Hundreds of Haciendas (plantations) once symbolized the peninsula’s wealth but were abandoned in the 1950s after a sudden downturn in fortune. Over the years, the jungle has taken them back.
As I made my way through thick jungle vegetation, I caught a glimpse of a crumbling stone wall slowly being overtaken by creeping vines and alamo trees. The wall surrounded what must have once been an elegant courtyard. It was part of a larger hacienda, one of the many vast and magnificent estates that had been built with the wealth of Yucatan’s 19th-Century henequen-rope industry, all now a ghost of their former glory.
I chanced upon these ruins while on a motorcycle trip across the Yucatan Peninsula. I’d expected the focus of my bike expedition to be the area’s better-known claims to fame, its cenotes, and ancient Maya sites, but a local guide led me off the main roads and into the lush jungle to show me another layer of Yucatan’s history and heritage: the abandoned henequen haciendas.

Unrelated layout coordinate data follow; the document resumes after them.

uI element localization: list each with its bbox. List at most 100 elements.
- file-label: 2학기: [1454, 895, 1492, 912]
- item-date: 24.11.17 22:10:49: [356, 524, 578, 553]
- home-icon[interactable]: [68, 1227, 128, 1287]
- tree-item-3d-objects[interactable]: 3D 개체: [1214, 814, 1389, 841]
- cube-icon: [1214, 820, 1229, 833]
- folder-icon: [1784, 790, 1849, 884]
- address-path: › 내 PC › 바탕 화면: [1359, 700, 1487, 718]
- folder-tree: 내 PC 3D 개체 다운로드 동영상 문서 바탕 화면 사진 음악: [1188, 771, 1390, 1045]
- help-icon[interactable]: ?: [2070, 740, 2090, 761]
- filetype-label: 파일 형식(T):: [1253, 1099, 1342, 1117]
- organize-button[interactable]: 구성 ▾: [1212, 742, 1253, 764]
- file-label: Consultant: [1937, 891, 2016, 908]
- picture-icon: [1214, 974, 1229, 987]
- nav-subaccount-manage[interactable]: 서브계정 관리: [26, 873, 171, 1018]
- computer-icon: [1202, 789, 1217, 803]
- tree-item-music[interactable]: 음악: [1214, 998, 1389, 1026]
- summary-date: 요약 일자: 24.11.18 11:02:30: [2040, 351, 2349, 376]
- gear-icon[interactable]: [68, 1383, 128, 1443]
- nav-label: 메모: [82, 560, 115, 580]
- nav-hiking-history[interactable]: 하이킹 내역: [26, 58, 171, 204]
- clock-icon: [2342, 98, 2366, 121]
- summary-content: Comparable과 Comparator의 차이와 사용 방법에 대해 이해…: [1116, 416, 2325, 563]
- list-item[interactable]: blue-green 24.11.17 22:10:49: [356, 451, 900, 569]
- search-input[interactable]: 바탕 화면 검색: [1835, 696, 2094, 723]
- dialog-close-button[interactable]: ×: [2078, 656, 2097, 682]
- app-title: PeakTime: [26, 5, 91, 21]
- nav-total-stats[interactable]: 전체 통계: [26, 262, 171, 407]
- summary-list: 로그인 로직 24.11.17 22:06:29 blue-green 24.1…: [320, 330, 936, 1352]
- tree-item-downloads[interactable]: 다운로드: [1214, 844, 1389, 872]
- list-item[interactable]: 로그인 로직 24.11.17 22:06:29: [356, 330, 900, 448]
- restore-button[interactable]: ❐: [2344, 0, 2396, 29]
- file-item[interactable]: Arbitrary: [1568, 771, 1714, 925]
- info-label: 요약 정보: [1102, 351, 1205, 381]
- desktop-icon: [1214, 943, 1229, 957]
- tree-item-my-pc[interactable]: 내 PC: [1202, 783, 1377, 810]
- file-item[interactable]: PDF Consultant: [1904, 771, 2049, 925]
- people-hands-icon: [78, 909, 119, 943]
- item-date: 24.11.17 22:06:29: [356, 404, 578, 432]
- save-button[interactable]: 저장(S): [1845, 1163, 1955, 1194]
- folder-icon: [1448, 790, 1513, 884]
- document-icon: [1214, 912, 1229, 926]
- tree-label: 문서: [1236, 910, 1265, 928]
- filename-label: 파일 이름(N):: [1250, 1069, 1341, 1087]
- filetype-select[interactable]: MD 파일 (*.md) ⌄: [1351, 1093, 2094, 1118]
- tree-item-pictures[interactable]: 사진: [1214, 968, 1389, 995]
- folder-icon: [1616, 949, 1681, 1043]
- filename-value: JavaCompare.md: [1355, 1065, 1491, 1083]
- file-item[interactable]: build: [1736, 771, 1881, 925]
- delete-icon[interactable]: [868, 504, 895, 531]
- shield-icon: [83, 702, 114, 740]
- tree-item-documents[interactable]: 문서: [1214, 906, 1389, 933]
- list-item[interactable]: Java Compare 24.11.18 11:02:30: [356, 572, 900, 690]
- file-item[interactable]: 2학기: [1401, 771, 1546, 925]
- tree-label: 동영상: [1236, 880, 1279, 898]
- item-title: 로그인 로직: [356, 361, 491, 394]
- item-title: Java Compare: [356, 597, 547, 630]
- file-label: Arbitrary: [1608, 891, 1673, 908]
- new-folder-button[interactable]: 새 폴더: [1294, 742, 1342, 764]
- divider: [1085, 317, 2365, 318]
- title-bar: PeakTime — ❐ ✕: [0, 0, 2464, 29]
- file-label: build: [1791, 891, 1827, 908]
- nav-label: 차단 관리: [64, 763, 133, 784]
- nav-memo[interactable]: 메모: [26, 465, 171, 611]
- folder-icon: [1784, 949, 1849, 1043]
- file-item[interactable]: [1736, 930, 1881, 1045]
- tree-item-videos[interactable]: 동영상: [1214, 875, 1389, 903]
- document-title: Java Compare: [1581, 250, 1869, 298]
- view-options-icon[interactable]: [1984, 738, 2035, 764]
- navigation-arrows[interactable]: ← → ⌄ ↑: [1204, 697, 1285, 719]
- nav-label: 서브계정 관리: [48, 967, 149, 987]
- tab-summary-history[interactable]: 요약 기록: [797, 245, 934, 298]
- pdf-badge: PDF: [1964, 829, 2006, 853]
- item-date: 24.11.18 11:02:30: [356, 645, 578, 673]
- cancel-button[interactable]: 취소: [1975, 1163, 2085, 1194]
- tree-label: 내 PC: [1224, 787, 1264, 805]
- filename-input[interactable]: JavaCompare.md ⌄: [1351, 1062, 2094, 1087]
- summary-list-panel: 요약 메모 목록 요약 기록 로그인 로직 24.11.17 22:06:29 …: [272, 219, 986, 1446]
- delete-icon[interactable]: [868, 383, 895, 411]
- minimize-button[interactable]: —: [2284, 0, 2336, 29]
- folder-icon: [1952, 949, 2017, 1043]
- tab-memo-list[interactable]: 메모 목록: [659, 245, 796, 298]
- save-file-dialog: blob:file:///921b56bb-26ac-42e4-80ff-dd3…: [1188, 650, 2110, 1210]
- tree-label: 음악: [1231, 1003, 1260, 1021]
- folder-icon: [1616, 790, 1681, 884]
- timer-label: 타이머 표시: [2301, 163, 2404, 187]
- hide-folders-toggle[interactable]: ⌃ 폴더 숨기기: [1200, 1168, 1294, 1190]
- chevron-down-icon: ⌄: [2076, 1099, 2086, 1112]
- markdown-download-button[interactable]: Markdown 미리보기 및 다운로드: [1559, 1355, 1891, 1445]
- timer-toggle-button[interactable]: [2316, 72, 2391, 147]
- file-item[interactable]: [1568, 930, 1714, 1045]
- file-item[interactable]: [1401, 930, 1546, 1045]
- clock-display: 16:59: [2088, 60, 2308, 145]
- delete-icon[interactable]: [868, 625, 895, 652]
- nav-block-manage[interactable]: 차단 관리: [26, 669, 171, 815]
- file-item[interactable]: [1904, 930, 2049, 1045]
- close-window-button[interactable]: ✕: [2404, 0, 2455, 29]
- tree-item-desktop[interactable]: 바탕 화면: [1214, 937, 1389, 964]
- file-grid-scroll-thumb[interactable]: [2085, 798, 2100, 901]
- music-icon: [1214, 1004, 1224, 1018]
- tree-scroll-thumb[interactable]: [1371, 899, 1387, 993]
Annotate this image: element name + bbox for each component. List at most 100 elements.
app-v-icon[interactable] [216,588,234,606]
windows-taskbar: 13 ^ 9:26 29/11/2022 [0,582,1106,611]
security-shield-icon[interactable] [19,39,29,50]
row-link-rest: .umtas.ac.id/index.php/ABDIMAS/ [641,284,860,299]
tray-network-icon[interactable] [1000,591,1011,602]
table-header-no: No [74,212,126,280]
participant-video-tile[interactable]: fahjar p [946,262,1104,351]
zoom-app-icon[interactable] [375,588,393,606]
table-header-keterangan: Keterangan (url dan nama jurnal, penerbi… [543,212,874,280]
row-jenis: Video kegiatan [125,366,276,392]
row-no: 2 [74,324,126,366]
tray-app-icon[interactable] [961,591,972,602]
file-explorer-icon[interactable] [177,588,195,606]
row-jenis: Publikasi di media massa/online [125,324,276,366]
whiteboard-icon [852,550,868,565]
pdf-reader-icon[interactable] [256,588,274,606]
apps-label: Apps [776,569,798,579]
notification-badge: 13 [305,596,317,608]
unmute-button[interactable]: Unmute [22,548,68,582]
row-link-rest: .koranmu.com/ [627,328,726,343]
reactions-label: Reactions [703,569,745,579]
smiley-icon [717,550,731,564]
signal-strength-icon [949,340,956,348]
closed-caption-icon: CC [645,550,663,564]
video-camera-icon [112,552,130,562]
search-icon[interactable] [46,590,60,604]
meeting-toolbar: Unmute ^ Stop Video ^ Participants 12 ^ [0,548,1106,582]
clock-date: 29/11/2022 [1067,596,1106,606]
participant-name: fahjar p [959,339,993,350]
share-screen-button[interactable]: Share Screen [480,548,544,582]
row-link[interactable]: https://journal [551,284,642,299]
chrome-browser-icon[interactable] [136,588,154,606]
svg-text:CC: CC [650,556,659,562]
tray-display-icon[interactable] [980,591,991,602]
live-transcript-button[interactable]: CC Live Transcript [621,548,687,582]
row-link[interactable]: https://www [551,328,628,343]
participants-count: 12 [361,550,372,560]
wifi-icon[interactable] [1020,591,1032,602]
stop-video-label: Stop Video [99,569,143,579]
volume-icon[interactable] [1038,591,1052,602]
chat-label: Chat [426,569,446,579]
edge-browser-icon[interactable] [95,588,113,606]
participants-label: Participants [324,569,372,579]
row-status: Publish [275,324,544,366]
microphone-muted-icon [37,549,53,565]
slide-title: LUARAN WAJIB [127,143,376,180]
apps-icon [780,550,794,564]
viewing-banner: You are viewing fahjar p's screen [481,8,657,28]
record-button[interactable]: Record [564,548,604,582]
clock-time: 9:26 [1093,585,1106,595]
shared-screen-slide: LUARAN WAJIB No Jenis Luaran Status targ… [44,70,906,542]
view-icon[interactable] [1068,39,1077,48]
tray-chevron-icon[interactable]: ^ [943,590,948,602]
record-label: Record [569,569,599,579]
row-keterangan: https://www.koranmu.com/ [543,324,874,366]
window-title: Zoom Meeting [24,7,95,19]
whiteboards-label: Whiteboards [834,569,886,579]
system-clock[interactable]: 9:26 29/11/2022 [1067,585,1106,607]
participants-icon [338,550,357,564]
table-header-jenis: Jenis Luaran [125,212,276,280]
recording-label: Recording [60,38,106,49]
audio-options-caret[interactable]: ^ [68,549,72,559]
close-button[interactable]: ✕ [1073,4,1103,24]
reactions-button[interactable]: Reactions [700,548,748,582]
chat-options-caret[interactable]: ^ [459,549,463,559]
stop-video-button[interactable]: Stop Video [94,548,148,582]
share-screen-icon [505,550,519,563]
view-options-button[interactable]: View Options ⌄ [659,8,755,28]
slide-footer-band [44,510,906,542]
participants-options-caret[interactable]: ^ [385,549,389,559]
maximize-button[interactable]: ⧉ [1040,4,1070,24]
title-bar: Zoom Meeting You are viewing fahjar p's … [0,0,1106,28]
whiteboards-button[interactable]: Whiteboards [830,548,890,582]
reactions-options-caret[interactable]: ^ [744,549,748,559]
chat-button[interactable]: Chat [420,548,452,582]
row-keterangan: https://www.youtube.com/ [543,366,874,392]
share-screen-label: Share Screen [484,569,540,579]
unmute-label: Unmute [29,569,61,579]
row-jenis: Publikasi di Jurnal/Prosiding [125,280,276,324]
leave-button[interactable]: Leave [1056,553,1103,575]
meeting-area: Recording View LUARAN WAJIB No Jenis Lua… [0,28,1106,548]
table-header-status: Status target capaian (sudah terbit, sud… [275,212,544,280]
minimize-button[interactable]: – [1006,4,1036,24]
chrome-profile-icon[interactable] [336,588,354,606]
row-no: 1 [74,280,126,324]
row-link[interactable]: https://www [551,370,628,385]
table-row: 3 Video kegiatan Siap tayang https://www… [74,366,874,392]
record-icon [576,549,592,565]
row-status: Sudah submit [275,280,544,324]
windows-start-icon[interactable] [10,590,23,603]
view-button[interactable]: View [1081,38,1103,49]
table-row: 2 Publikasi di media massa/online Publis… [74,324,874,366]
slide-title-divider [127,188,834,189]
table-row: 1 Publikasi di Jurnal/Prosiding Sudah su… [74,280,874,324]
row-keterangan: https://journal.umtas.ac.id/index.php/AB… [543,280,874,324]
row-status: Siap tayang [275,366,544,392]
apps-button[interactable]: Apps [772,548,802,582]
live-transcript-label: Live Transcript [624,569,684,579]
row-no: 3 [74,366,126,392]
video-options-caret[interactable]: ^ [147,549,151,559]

Though few travelers know of them, there are hundreds of these haciendas in the peninsula, many of them spanning thousands of acres. They once symbolized the peninsula’s wealth and power but were abandoned in the 1950s after a sudden downturn of fortune. Some of the ruins are visible from the side of the road, while others require the keen eye and local knowledge of a guide; and whereas some have been left for nature to take back, a few have been reclaimed for a second life.